Rudolph Thomson, consultant en gestion des risques

Pour affronter les défis actuels et à venir dans le domaine de la santé publique, la Suisse devrait initier un nouveau type de collaboration entre scientifiques et militaires, estime Rudolph Thomson, spécialiste de la gestion des risques.

La réponse de nombreux pays à la pandémie de coronavirus s’est caractérisée par des appels à se mettre en ordre de combat. Une réaction justifiée puisqu’il s’agit bien d’une guerre, même si l’ennemi est désarmé et invisible. Il nous incombe donc d’élargir notre philosophie et de revoir notre approche des conflits armés, en introduisant une complémentarité entre les compétences scientifiques et médicales ainsi que les ressources permettant d’agir lors de conflits sans armes.
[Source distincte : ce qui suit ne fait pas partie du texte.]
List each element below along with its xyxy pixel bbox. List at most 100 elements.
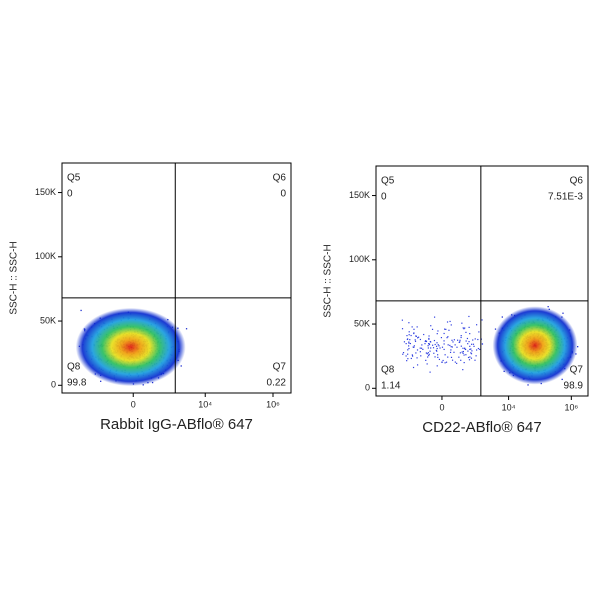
- event-dot: [424, 340, 426, 343]
- event-dot: [469, 333, 471, 335]
- y-tick-label: 0: [365, 383, 370, 393]
- event-dot: [450, 324, 452, 326]
- event-dot: [444, 328, 446, 330]
- quadrant-value: 1.14: [381, 381, 401, 392]
- event-dot: [429, 350, 431, 352]
- x-axis-title: Rabbit IgG-ABflo® 647: [100, 416, 253, 433]
- event-dot: [428, 335, 430, 337]
- x-tick-label: 10⁴: [198, 399, 212, 409]
- event-dot: [445, 361, 448, 363]
- event-dot: [408, 342, 410, 344]
- event-dot: [439, 347, 441, 349]
- event-dot: [450, 346, 452, 348]
- event-dot: [453, 351, 455, 353]
- event-dot: [451, 346, 453, 348]
- event-dot: [427, 347, 429, 349]
- event-dot: [443, 348, 445, 351]
- event-dot: [431, 344, 434, 346]
- event-dot: [405, 355, 407, 357]
- event-dot: [429, 371, 431, 373]
- event-dot: [100, 380, 102, 382]
- event-dot: [407, 353, 409, 355]
- event-dot: [474, 338, 476, 340]
- y-tick-label: 150K: [35, 187, 56, 197]
- quadrant-name: Q6: [570, 176, 584, 187]
- event-dot: [403, 341, 406, 343]
- event-dot: [410, 334, 412, 337]
- event-dot: [464, 347, 466, 349]
- event-dot: [80, 309, 82, 312]
- event-dot: [408, 322, 410, 324]
- event-dot: [401, 319, 403, 321]
- event-dot: [451, 359, 454, 361]
- event-dot: [468, 326, 470, 328]
- x-tick-label: 0: [439, 402, 444, 412]
- event-dot: [444, 354, 446, 356]
- event-dot: [416, 349, 419, 351]
- event-dot: [436, 350, 438, 352]
- event-dot: [458, 341, 460, 344]
- event-dot: [459, 341, 461, 343]
- event-dot: [464, 348, 467, 351]
- event-dot: [456, 346, 458, 348]
- event-dot: [408, 345, 410, 347]
- event-dot: [413, 345, 415, 347]
- event-dot: [416, 326, 418, 328]
- event-dot: [470, 353, 473, 355]
- event-dot: [448, 329, 450, 331]
- event-dot: [420, 355, 422, 357]
- plot-frame: [61, 162, 292, 394]
- quadrant-name: Q7: [273, 362, 287, 373]
- x-tick-label: 10⁶: [266, 399, 280, 409]
- event-dot: [407, 358, 409, 360]
- event-dot: [449, 344, 451, 347]
- event-dot: [464, 327, 466, 329]
- event-dot: [446, 337, 448, 339]
- event-dot: [474, 359, 476, 361]
- event-dot: [472, 343, 475, 345]
- event-dot: [427, 345, 429, 347]
- event-dot: [406, 360, 408, 362]
- event-dot: [463, 361, 465, 364]
- event-dot: [409, 339, 411, 341]
- x-tick-label: 0: [131, 399, 136, 409]
- event-dot: [547, 306, 549, 308]
- event-dot: [443, 332, 445, 335]
- event-dot: [465, 331, 467, 333]
- event-dot: [430, 341, 432, 343]
- event-dot: [405, 342, 407, 345]
- event-dot: [427, 356, 429, 358]
- plot: 0 50K 100K 150K 0 10⁴ 10⁶ CD22-ABflo® 647 SSC-H …: [323, 165, 589, 436]
- event-dot: [459, 339, 461, 341]
- event-dot: [430, 347, 432, 349]
- event-dot: [435, 345, 438, 347]
- event-dot: [447, 344, 449, 346]
- event-dot: [420, 347, 423, 349]
- event-dot: [407, 338, 409, 340]
- event-dot: [409, 342, 412, 345]
- y-tick-label: 50K: [354, 318, 370, 328]
- event-dot: [417, 337, 419, 339]
- y-tick-label: 100K: [35, 251, 56, 261]
- event-dot: [471, 350, 473, 352]
- event-dot: [412, 355, 414, 357]
- event-dot: [468, 341, 470, 343]
- event-dot: [438, 345, 440, 347]
- event-dot: [476, 349, 478, 351]
- event-dot: [428, 354, 430, 357]
- event-dot: [469, 348, 471, 351]
- event-dot: [442, 359, 444, 362]
- event-dot: [454, 344, 456, 346]
- quadrant-name: Q5: [67, 173, 81, 184]
- event-dot: [469, 345, 471, 347]
- event-dot: [415, 335, 418, 337]
- event-dot: [457, 339, 459, 341]
- density-cloud: [492, 306, 578, 385]
- y-axis-title: SSC-H :: SSC-H: [323, 244, 334, 317]
- event-dot: [413, 332, 415, 334]
- quadrant-value: 99.8: [67, 378, 87, 389]
- event-dot: [428, 343, 430, 345]
- event-dot: [459, 352, 461, 354]
- quadrant-value: 0: [280, 189, 286, 200]
- event-dot: [436, 342, 438, 344]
Le 16 mars dernier, le gouvernement suisse a opéré un déploiement extraordinaire de 8000 soldats afin de lutter contre le coronavirus. Il s’agissait de la première mobilisation de l’armée helvétique depuis la Seconde Guerre mondiale. Les récits de ce déploiement ne mentionnent ni stratégies de champ de bataille, ni matériel militaire, ni munitions. Les discussions et les mesures se sont concentrées sur les unités de soins intensifs, les lits d’hôpitaux, l’équipement médical et les réserves de masques, gants et gel désinfectant pour les professionnels de la santé et le reste de la population. Ces éléments font partie des outils requis pour affronter un conflit non armé comme celui contre la Covid-19.

Si la loi suisse sur les épidémies définissait plus clairement la collaboration entre l’armée et les structures de santé publique et si nous avions investi davantage dans les infrastructures nécessaires, la réponse au coronavirus aurait été beaucoup plus efficace et économique. Le confinement généralisé ainsi que l’immobilisation du pays et de son économie auraient pu être évités.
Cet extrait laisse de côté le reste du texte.